I was deleting some old interviews recently and came across a session with Thunder forward Nick Collison.
It was a five-minute interview following Game 4 of that triple overtime thriller against Memphis in the second round of the 2011 playoffs. The Thunder won that game, 133-123, a contest that became an instant classic.
That night, Collison was critical.
But Russell Westbrook and Kevin Durant garnered the most attention for how they lit up the scoreboard. James Harden was in high demand as well for the wizardry with which he ran the pick-and-roll and kept the Thunder alive.
Collison, meanwhile, was content with quietly creeping out of the locker room. It was well past 1 a.m. He had just played a then playoff career-high 35 minutes against a bruising Grizzlies frontcourt. A charter flight back to Oklahoma City awaited.
But when a small crowd of reporters, four at most, requested to speak with Collison, he obliged. Upon doing so, Collison proceeded to paint the picture of his personality on the court, breaking down his preferred style of play and how he strives to do his job.
“The way I play, I know my value isn’t statistics,” Collison said. “If I tried to play that way I probably wouldn’t be in the league. The things I do, I just try to do them every night and I just try to help us win. It may sound a little cliche but, really, I’m into each possession and those little small victories of getting stops is what gets me going. I’m definitely satisfied with how I played.”
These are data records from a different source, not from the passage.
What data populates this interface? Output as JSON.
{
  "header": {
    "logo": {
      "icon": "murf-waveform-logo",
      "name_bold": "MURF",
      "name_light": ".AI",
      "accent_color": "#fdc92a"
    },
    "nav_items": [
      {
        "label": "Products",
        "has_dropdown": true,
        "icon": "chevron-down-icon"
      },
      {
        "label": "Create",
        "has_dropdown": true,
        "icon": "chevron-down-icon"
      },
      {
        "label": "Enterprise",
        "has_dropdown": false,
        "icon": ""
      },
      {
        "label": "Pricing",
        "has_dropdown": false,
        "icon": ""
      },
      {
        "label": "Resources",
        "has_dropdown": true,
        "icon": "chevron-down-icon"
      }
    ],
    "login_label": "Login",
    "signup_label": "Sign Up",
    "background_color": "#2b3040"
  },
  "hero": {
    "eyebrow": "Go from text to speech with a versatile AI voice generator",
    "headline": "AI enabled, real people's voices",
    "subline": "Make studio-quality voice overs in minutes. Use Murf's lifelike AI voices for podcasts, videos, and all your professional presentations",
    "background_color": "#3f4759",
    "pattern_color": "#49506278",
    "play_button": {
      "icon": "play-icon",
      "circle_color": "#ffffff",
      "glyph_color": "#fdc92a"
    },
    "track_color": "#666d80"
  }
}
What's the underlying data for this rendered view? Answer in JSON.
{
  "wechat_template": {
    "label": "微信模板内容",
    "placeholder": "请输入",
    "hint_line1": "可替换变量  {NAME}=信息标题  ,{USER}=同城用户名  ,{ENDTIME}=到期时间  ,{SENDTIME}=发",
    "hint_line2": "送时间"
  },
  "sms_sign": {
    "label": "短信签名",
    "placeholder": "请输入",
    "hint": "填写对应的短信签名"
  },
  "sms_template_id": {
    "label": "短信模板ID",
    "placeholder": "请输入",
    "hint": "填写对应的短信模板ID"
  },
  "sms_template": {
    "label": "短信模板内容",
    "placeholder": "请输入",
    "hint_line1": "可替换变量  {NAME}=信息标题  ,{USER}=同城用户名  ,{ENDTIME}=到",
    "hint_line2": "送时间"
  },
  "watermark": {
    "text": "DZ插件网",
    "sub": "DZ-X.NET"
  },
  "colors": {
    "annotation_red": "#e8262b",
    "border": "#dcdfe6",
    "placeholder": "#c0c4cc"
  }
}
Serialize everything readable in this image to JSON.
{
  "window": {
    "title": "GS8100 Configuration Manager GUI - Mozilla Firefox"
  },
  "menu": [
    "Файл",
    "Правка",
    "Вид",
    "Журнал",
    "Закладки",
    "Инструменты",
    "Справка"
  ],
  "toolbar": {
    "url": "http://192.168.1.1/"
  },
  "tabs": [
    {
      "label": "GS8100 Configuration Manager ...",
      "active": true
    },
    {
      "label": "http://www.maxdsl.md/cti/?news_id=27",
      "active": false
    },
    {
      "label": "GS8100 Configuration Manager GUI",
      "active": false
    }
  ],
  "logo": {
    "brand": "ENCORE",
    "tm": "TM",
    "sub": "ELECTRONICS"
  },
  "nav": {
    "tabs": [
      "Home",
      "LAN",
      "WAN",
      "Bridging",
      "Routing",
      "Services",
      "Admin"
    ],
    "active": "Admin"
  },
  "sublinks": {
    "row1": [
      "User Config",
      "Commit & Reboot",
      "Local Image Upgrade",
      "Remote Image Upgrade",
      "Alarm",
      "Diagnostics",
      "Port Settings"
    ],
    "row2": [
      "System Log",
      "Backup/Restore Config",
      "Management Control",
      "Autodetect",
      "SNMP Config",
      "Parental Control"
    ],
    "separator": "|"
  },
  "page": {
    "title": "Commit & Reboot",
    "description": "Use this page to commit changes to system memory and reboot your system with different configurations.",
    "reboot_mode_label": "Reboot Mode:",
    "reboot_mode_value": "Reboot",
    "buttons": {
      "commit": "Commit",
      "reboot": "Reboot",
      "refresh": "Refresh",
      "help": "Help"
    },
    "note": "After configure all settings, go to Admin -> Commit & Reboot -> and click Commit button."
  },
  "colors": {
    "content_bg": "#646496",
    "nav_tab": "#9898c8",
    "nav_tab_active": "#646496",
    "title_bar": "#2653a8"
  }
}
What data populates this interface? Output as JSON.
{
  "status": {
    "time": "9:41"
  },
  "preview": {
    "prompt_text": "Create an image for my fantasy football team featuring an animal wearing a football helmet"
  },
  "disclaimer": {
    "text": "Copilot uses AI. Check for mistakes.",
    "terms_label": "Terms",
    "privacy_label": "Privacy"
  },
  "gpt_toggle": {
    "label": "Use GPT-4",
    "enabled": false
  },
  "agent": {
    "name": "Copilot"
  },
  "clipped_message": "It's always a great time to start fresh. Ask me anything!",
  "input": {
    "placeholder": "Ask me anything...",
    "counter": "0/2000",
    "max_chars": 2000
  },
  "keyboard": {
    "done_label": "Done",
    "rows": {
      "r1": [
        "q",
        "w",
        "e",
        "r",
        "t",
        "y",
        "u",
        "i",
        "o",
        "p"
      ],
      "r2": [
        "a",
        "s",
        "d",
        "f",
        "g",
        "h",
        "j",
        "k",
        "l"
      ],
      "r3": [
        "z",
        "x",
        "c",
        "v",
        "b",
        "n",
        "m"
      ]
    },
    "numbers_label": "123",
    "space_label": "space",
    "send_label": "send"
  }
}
Collison scored four points on 2-for-4 shooting that night. He had five rebounds and five fouls, two steals and one assist.
His primary matchup, Grizzlies forward Zach Randolph, scored a team-high 34 points.
Not shown in the single-page final box score is how Randolph, with Collison covering him, scored just 13 points on 2-for-12 shooting in the fourth quarter and all three overtimes. The most nagging Grizzlies player that night had been neutralized, largely because of Collison’s suffocating defense.
The Thunder went on to win the series in seven games.
Collison has since gone on to supply much of the same critical stuff.